Tom turned her around to face him. He stroked her cheek with the tip of the knife. “I would have liked to have taken my time.”
He drew the knife away, and Ursula seized the opportunity. She gave him a swift knee kick to his groin. Tom doubled over in pain and dropped the knife to the ground. Ursula took her chance and started to run down the hallway toward the front door. Tom flung himself against her from behind, and she stumbled to the floor. The Moorcroft vase on the side table came crashing down. Tom’s broad hands were around her throat, his body pinning hers to the floorboards. The weight of his body on Ursula’s chest momentarily winded her.
“Shall I strangle you like I did Cecilia?” he whispered in her ear. “She gave no struggle. Like a little bird, she was—one snap to the neck and she was dead.”
Ursula struggled against his weight, trying to get free. His grip tightened, and she started to gasp for breath.
“Laura was easy, too. I got great satisfaction from seeing her whore get blamed for it.”
“Yes, well, you’ll get no satisfaction from me,” Ursula spluttered before reaching for a shard of pottery on the floor. She swung it across his face with as much force as she could muster.
Tom screamed out and swore loudly, and his fingers released their grip slightly. Ursula grabbed his hands and tried to pull them away from her throat. As she did so, Tom shifted to regain his grip, and she quickly rolled over, catching him off balance. She scrambled to her feet and hurled herself across the hallway and into her father’s study. She tried to close the door quickly, but Tom was close behind her. He leaned in, using his body weight to inch the door open. First he placed his foot in the gap, then his torso. Ursula hadn’t the strength to hold him back—the door burst open, and she dashed toward the window. As she did, she caught sight of her father’s ivory-handled letter opener still lying on his desk and grabbed it.
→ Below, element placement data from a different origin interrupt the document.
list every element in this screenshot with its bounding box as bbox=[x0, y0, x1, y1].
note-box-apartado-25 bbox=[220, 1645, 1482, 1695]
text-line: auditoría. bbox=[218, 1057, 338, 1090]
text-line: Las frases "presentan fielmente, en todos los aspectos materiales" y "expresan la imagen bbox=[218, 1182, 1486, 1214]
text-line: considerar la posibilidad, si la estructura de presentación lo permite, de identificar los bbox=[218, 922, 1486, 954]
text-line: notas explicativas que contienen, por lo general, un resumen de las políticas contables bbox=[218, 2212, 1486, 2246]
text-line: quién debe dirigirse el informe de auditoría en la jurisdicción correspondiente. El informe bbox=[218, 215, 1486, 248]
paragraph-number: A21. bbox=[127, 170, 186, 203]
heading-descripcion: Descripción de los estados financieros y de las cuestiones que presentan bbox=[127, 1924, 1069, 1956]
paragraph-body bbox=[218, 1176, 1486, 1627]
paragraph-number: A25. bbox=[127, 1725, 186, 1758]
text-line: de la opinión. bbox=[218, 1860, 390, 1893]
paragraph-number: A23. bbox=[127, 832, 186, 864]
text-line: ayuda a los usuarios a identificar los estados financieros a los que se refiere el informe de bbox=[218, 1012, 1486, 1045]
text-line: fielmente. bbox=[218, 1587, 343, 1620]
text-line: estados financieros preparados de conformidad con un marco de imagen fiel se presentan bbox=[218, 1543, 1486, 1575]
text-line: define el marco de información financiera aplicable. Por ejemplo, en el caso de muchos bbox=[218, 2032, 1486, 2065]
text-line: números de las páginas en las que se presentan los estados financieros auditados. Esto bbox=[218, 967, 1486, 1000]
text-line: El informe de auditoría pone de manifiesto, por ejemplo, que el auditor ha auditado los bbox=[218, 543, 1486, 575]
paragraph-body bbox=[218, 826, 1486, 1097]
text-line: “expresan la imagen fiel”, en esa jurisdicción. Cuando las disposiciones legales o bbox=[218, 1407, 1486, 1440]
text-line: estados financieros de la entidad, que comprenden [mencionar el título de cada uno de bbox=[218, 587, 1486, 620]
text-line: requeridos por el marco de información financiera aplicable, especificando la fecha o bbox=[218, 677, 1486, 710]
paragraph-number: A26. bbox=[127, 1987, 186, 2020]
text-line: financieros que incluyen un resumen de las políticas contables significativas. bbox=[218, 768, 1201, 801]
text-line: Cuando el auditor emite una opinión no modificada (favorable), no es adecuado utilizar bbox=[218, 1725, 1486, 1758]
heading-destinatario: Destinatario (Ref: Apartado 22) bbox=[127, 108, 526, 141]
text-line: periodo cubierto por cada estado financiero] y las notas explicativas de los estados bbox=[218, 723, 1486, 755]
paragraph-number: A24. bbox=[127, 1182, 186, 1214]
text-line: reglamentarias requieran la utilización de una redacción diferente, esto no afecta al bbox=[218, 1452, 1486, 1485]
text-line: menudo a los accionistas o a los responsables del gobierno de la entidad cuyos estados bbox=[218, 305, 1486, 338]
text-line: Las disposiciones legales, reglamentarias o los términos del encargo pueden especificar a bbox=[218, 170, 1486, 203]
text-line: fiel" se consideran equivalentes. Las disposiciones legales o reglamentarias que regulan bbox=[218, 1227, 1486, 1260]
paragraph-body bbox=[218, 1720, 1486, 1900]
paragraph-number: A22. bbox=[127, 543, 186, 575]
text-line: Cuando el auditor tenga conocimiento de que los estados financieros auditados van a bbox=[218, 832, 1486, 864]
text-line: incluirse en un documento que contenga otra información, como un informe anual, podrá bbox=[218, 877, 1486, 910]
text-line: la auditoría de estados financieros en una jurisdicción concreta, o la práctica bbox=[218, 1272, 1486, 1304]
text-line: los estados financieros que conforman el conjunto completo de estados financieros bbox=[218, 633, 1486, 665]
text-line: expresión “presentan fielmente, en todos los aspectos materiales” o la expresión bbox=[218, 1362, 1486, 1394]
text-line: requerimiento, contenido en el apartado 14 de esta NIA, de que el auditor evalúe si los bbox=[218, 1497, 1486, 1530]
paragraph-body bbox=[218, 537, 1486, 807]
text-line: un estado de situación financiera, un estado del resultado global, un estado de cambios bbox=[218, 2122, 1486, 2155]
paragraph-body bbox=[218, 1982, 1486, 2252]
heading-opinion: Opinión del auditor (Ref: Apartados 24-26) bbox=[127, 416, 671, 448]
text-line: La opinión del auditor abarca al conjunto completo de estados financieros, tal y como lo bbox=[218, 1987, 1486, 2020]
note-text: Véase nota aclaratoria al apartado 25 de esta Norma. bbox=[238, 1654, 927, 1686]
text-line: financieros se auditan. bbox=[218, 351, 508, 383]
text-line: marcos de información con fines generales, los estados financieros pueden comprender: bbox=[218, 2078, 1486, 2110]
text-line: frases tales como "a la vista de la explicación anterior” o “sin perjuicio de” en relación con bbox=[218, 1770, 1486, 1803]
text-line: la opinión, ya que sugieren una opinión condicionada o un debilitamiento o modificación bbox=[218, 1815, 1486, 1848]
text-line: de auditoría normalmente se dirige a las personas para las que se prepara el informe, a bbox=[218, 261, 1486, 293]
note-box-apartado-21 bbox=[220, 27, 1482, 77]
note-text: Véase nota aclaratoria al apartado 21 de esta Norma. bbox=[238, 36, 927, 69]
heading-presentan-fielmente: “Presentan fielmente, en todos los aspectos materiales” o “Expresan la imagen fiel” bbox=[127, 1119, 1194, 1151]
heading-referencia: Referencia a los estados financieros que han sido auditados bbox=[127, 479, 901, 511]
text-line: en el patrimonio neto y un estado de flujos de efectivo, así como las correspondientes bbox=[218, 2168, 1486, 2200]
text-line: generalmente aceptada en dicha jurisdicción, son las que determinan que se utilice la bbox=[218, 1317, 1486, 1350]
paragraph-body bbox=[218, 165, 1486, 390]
They were face-to-face, with only the desk between them. Ursula held the letter opener in her hand. Tom had the knife in his. He smiled before advancing a couple of steps.
“You fight hard,” he said. “It is most amusing.”
The shrill siren of a Metropolitan Police van could be heard coming closer. Tom’s eyes darted to the window. Ursula shoved the desk as hard as she could. It toppled and caught him in the shins. Undeterred, he merely struggled to his feet once more. Just as he was doing so, Ursula seized a leather-bound volume of the King James Bible off the bookshelf and swung it across his face. Tom cried out in surprise before he crumpled to the floor.
Just then the front door burst open, and Harrison and two police constables came running inside.
“Miss Marlow!” Harrison was out of breath and bent over slightly as he stared at her in amazement.
“It seems my previous clashes with the police taught me a thing or two about defending myself,” Ursula commented dryly before her knees gave way and she collapsed to the floor.